Like his imagery, the poetic texts that Fitzpatrick pastes into his collages speak to complex, even contradictory impulses. They are at once banging proclamations and maudlin laments. Consider the text from "Coal City Cock Fighter."
"It is the cock, hobbled and bled to black ash, walking dizzy narcotic, circles among dead birds and cigarette butts. He looks in the Devil's eyes and is homicidally radiant."
The press release describes Fitzpatrick's works as "visual poems, reflecting on matters of place, history, and sense of being." The "place [and] history" of Fitzpatrick's imagery are specific to America. His collages are nuanced portraits of the schizophrenic exuberance and religious sensibility that informed American perspectives in the middle of the 20th century (and that generally continue to shape our politics and character in the post-millennial world).

"Big Rock Candy Mountain" closes this Friday, May 22nd.

Tony Fitzpatrick
"Coal City Cock Fighter"
Drawing collage
10.5 x 7.5 inches

Image credits: Tony Fitzpatrick, courtesy Dieu Donne Papermill

(Note: This post appeared concurrently on the art blog, Hungry Hyaena.)

1 comment:

Donald Frazell said...

This is excellent, and what art is supposed to do, addressing the lives of humanity. Defining who we are, in this case, purely American in symbols, but reflects humanity also. Exploring nature, the animals and plants we live with, the air, materials, the very light of the sun. Searching for god. Attempting to connect to what is eternal, what gives us purpose, why we sacrifce, love and pray.

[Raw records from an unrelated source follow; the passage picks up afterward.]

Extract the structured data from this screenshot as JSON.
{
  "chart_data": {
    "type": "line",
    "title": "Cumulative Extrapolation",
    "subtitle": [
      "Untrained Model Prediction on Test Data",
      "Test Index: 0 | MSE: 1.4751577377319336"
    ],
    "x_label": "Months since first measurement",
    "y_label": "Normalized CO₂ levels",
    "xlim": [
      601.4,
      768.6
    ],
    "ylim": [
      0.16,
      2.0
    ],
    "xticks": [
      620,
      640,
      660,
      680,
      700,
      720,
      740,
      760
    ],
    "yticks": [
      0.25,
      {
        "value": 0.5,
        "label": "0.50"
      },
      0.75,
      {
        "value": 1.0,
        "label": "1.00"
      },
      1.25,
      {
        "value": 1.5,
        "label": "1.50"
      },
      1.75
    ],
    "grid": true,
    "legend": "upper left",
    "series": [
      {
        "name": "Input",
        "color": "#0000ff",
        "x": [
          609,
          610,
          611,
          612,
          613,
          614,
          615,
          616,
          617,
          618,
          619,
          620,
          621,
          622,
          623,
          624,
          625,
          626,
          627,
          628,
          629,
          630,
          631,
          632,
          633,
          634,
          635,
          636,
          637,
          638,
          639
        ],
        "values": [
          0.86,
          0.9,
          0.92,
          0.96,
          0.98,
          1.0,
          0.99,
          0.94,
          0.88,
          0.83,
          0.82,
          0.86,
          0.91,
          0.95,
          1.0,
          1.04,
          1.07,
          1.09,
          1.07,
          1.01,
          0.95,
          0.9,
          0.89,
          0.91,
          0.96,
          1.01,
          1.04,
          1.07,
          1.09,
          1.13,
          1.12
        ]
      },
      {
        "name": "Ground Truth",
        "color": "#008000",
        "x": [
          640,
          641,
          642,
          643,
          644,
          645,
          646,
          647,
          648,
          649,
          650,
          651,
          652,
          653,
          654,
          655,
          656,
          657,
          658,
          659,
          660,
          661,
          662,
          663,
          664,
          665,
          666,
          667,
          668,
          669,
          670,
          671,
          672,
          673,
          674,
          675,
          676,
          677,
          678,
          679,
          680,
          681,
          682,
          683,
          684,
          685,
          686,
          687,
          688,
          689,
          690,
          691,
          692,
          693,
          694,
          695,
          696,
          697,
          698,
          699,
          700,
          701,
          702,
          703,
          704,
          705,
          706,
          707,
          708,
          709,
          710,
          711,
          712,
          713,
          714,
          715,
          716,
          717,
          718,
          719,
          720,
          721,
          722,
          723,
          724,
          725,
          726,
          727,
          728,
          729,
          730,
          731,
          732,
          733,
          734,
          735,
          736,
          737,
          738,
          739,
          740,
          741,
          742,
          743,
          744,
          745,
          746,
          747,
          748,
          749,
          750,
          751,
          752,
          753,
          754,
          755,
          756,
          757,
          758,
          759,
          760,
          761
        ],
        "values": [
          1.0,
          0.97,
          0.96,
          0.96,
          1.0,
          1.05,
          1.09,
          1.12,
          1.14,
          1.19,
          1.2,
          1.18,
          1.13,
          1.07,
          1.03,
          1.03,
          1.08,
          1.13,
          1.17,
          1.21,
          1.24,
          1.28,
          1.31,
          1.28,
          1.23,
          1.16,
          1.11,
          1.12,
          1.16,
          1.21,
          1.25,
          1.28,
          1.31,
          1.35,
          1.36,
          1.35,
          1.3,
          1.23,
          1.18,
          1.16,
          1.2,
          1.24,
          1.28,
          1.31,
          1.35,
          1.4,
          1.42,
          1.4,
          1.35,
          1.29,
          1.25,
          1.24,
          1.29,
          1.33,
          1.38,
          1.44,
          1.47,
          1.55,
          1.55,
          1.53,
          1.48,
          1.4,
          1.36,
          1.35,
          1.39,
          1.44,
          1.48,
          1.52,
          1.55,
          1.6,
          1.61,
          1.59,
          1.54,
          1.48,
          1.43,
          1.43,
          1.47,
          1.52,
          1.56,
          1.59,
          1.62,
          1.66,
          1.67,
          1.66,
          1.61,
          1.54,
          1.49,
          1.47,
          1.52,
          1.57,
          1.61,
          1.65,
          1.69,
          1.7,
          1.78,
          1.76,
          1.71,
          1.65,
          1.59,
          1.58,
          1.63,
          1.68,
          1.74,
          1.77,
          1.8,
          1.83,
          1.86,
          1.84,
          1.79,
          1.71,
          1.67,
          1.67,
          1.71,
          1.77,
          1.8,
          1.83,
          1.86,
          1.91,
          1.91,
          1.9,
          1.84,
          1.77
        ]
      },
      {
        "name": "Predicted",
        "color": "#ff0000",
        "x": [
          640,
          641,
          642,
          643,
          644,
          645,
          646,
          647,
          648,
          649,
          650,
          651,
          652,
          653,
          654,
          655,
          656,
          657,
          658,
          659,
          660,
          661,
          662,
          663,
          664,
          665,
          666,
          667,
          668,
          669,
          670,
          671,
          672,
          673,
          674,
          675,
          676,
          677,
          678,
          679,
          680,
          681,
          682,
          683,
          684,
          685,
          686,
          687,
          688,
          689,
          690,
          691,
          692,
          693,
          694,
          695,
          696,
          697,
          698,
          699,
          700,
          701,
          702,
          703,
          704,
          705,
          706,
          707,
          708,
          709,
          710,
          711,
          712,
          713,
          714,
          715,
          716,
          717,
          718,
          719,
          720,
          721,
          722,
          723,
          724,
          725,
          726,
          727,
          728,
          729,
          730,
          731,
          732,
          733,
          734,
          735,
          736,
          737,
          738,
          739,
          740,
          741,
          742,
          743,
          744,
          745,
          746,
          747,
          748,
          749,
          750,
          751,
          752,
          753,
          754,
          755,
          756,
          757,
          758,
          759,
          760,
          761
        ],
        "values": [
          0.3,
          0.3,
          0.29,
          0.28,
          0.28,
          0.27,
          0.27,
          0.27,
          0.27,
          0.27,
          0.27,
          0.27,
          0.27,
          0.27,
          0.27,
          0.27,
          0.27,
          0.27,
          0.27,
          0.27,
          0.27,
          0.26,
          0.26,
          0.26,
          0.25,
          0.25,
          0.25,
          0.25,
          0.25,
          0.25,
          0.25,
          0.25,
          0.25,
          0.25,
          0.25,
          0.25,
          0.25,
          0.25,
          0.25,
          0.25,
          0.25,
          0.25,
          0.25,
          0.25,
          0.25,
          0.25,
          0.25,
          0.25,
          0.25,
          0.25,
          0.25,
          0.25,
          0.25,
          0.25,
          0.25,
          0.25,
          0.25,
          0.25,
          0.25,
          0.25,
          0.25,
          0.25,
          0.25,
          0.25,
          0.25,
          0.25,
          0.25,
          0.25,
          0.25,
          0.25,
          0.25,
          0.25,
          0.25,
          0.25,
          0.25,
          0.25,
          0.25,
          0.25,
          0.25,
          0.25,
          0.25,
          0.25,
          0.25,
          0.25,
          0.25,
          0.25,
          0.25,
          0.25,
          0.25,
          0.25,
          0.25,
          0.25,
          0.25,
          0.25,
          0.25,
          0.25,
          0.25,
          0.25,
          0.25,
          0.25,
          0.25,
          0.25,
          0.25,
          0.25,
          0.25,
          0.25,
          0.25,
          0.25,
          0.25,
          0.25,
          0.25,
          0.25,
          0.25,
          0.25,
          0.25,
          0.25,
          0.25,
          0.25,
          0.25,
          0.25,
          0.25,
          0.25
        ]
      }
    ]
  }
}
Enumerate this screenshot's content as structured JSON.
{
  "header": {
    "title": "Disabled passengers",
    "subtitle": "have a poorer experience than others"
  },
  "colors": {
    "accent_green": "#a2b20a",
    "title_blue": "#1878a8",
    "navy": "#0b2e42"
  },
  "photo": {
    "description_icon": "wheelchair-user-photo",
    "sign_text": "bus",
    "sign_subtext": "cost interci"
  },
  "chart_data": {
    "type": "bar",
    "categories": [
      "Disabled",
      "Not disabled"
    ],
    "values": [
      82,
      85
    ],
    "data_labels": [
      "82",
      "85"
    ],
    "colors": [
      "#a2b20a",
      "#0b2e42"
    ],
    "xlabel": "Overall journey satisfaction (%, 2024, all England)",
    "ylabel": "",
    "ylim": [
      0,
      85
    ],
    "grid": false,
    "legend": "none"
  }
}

Very symbolic, but not dogmatic, evoking life, not categorizing it. Glorifying the world, not minimizing it through supposed domination. Perfect to go along with poetry, as was arts original purpose, it use to man. To be musical, poetic, to feel the world, as one. Not prosaic, attempting to splinter it, and thereby control.

A good example of artistic hubris was on the LA Times Culturemonster. This from Christopher Knight, (no, not bobby brady, well, maybe. certainly as wimpy)

Now that the high-profile media event is done, and with a provocative new chairman for the National Endowment for the Arts in the pipeline, here's a suggestion. It's also symbolic and it's cost-free too: Let's change the motto of the NEA.

The endowment's current slogan is "A Great Nation Deserves Great Art."

Wince. That imperial bit of provincial pomposity has things exactly backward.

Here's a new NEA motto: "Great Art Makes a Great Nation."

After all, that is how it works.

--Christopher Knight
Here is the reality.
Uh, that's even more pompous, of artists to think they make a nation. How about this, and it is truth. The shock of the True being the only point of art, the shock of the new being about the marketing of crap.

Great Art Reflects the Lives of a Great People.

What it has been reflecting hasn't exactly been that lately, its been about showing what the powers that were, WANTED us to see, and think, for control. To market, commodify, and rip folks off. Art was their vehicle, and also, victim.

Get to it CK, your job is NOT to tell us what art is, to explain it, but to seek, and present it. WE will make up our own minds, stop giving the hard sell spiel of the museo/academic/gallery/complex. Only artists should speak, you need to start listening, with your eyes. Instead of your wallet.

art collegia delenda est

The example of art above is humble, and truly reflects America, as human beings, not a ravenous best in search of money and power. The Best of the US. Maybe not this particual art, being teh best, but it is truthful, not the lie of art Academia, seeking to promote its own interests.

It is about US.

Lets get to it, decades have been lost, and now is the time, art is needed once again.